When you start searching for a mechanical keyboard to replace your mushy membrane one, you might be left wondering why the prices are so high. After all, your average mechanical keyboard can be ten or even twenty times the price of the $15 membrane keyboard that came with your computer.
Why is this? Is it the materials used? Maybe they take more production time to make? Maybe it’s a combination of things that led to the inflated price tag? Then again, with economies of scale, shouldn’t mechanical keyboards from larger companies be cheaper to produce, corresponding to a lower price to the consumer? So many questions, I know.
So, why are mechanical keyboards so costly?

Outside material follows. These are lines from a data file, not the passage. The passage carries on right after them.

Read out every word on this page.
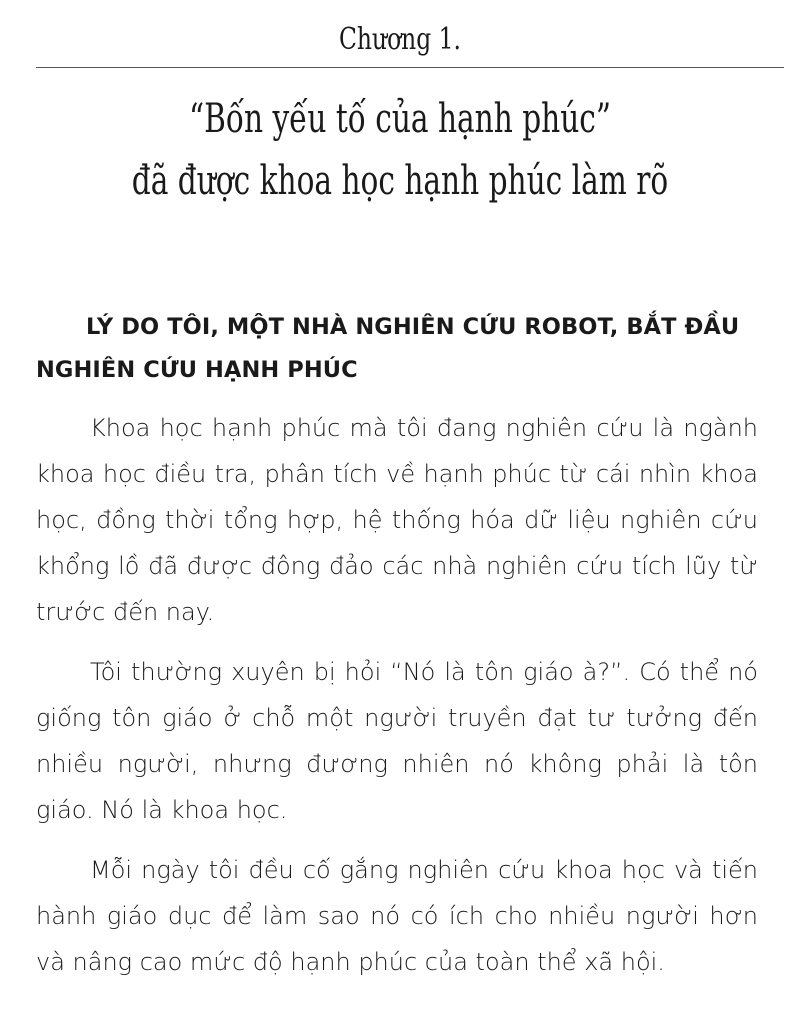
Chương 1.
“Bốn yếu tố của hạnh phúc”
đã được khoa học hạnh phúc làm rõ
LÝ DO TÔI, MỘT NHÀ NGHIÊN CỨU ROBOT, BẮT ĐẦU NGHIÊN CỨU HẠNH PHÚC

Khoa học hạnh phúc mà tôi đang nghiên cứu là ngành khoa học điều tra, phân tích về hạnh phúc từ cái nhìn khoa học, đồng thời tổng hợp, hệ thống hóa dữ liệu nghiên cứu khổng lồ đã được đông đảo các nhà nghiên cứu tích lũy từ trước đến nay.

Tôi thường xuyên bị hỏi “Nó là tôn giáo à?”. Có thể nó giống tôn giáo ở chỗ một người truyền đạt tư tưởng đến nhiều người, nhưng đương nhiên nó không phải là tôn giáo. Nó là khoa học.

Mỗi ngày tôi đều cố gắng nghiên cứu khoa học và tiến hành giáo dục để làm sao nó có ích cho nhiều người hơn và nâng cao mức độ hạnh phúc của toàn thể xã hội.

- Simple answer: Because they have more parts
You might not know that before the nineties, most computer keyboards were mechanical. They fell out of favor, in no small part to the higher cost of production. I mean, think about it: every single key has a self-contained mechanical switch on it, that has to be placed, soldered, and not to mention, attaching a keycap. That’s a lot of extra work, even for robots on an assembly line, compared to membrane keyboards where the membrane that triggers each key can be laid down in one step.

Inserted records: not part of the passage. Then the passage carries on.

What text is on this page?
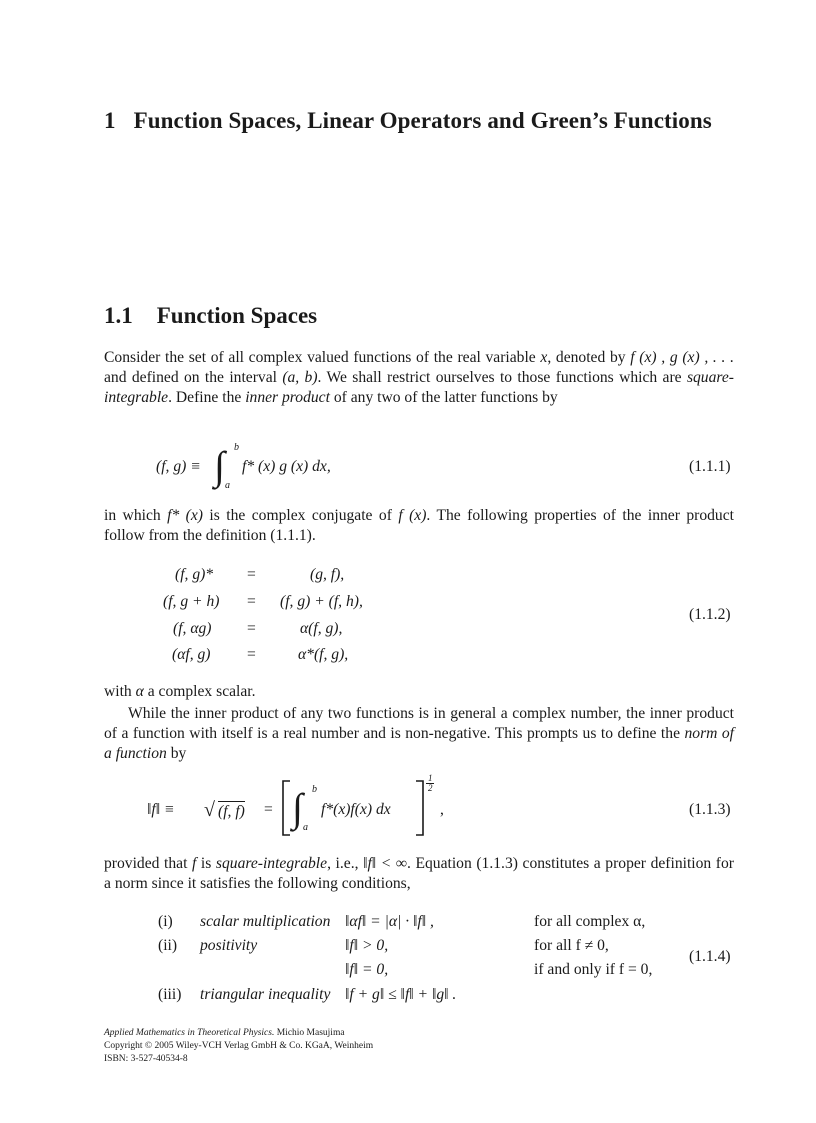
1 Function Spaces, Linear Operators and Green’s Functions
1.1 Function Spaces
Consider the set of all complex valued functions of the real variable x, denoted by f (x) , g (x) , . . . and defined on the interval (a, b). We shall restrict ourselves to those functions which are square-integrable. Define the inner product of any two of the latter functions by
(f, g) ≡ ∫ b
a
f* (x) g (x) dx,	(1.1.1)
in which f* (x) is the complex conjugate of f (x). The following properties of the inner product follow from the definition (1.1.1).
(f, g)* =	(g, f),
(f, g + h) = (f, g) + (f, h),
(f, αg) =	α(f, g),
(αf, g) =	α*(f, g),
(1.1.2)
with α a complex scalar.
While the inner product of any two functions is in general a complex number, the inner product of a function with itself is a real number and is non-negative. This prompts us to define the norm of a function by
‖f‖ ≡ √ (f, f) = ∫ b
a
f*(x)f(x) dx
1
2
,	(1.1.3)
provided that f is square-integrable, i.e., ‖f‖ < ∞. Equation (1.1.3) constitutes a proper definition for a norm since it satisfies the following conditions,
(i) scalar multiplication ‖αf‖ = |α| · ‖f‖ ,	for all complex α,
(ii) positivity	‖f‖ > 0,	for all f ≠ 0,
‖f‖ = 0,	if and only if f = 0,
(iii) triangular inequality ‖f + g‖ ≤ ‖f‖ + ‖g‖ .
(1.1.4)
Applied Mathematics in Theoretical Physics. Michio Masujima
Copyright © 2005 Wiley-VCH Verlag GmbH & Co. KGaA, Weinheim
ISBN: 3-527-40534-8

Then there are the materials involved. Most membrane keyboards are 100 percent encased in plastics. Mechanical keyboards often have aluminum sections or are completely clad in aluminum. Then there is the cost of the switches. Even if they’re ten cents each, that shakes out to ten bucks in raw materials for the average keyboard, driving the price up.
This is still at the consumer level, but oh boy does the price increase drastically when you get into enthusiast keyboards. Those are short-run, complicated designs with exotic materials that start at $200 or so, and could cost upwards of $1,000.